A lot of people have big goals when they’re kids, but Rogers, Ennenberg and Soil now get to live out their dreams of being musicians. Rogers, Ennenberg, Soil and their bandmate Jameson Daniel make up the band Fleece. They’re all from Canada, Ennenberg from East Bend, Daniel from Victoria and Soil and Rogers from the same neighborhood in Toronto.

Fleece used to be a band of five guys in 2015, including Rogers and Soil, but when two of the members left, Ennenberg and Daniel came in. Rogers said that the addition of new members also came with a new type of vibe.

“It became much more of a community family kind of thing, the band, and we’re like this support network for each other,” Rogers said.

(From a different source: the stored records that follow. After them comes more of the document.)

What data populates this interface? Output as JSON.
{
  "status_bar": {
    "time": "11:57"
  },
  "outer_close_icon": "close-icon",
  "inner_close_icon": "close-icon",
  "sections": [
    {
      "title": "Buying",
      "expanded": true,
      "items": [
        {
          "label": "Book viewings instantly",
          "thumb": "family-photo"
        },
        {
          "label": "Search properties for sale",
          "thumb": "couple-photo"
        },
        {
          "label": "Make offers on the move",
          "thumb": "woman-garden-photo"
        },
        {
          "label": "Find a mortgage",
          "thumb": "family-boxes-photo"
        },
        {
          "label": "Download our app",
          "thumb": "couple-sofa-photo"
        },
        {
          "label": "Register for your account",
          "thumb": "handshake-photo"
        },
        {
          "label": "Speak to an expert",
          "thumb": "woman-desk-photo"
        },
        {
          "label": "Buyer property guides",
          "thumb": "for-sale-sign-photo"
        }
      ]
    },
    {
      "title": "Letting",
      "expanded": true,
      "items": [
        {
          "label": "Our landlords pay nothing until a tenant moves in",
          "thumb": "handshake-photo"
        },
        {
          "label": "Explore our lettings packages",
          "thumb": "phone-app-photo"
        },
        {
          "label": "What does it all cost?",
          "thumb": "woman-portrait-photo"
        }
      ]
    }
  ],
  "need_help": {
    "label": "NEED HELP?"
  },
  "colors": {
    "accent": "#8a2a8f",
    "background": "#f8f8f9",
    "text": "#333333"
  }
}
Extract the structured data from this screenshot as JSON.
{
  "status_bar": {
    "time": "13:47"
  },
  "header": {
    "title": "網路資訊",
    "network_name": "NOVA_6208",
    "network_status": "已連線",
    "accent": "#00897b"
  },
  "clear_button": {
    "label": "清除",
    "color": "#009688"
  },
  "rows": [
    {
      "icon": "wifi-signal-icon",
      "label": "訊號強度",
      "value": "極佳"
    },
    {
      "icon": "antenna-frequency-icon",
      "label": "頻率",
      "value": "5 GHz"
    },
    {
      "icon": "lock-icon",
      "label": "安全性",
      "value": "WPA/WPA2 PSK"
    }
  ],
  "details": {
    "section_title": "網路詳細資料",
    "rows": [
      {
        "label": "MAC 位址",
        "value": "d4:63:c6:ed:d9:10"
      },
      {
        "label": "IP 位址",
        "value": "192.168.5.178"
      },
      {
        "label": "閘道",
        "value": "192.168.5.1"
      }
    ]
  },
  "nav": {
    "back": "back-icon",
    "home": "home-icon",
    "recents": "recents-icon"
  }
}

He said they started to collaborate more on writing music, which led them to who they are today, though they’re all in agreement that that identity isn’t really defined. Ennenberg says they don’t really have a fixed genre and focus more on making music they want to make.

“We’re not trying to emulate any other genre,” she said. “We’re borrowing from everything that we like and just playing sounds that we enjoy.”

Soil added that Fleece’s sound could be considered rock, but not what most people would consider to be rock by this year’s definition.

“We’re not rock by 2021 standard, even though when I think of rock music, it’s definitely what we’re doing,” Soil said.

Rogers said that he’d describe their music as songs you can blast in the car, which was inspired by the band’s own experiences playing music when they were on the road touring. He said that influence is especially present on the band’s third album, “Stunning and Atrocious,” which came out Friday.

Rogers said that this album is more collaborative than the last and helped Fleece nail down their music-making process and foster chemistry between the group as well as solidify the band’s sound.

“We want people to listen to the album and be like, ‘Oh, yeah, this is Fleece.’ And I think we really nailed that on this record,” Rogers said.

This album, like the past ones, touches on the idea of self-betterment and honesty, said Rogers and Ennenberg. These themes naturally make their way into Fleece’s music and shows who the band was at the times they wrote each song, Ennenberg said.

“Oftentimes, I see it happen where we’ll be having a conversation before we get to the rehearsal space, where we write music, and we’ll be talking about something that’s going on in our lives or exploring different ideas, and then somehow, those ideas will maybe speak into the music,” Ennenberg said.

Something else that always comes up lyrically in Fleece’s music is queerness, said Rogers. He said telling stories of queerness is really important to him and the band.

“We’re kind of on the gender spectrum somewhere else, and just our vibe, I feel like is like, it’s queer. And I think queer in the sense of, you know, we have the intersectionality of sexuality and gender, but I also think we’re just queer in that we’re weird and we’re authentic,” Rogers said.

Ennenberg added that it was important to the band to be welcoming and inclusive of everyone.

“We just are excited for everybody to feel like they can be involved in our project and to find something of themselves and what we make and just to feel like they’re welcome, no matter who you are, or how you identify in any range,” Ennenberg said.

Besides the new album, the band also said they’re excited about their North American tour this fall. Since they weren’t able to perform live for almost two years, they said they’re more than ready to be back on stage this fall.

“The feeling of being on stage with each other is unlike any other honestly,” Ennenberg said. “We think about this all the time and finally, we’re doing it and to be able to do that every night is pretty exhilarating.”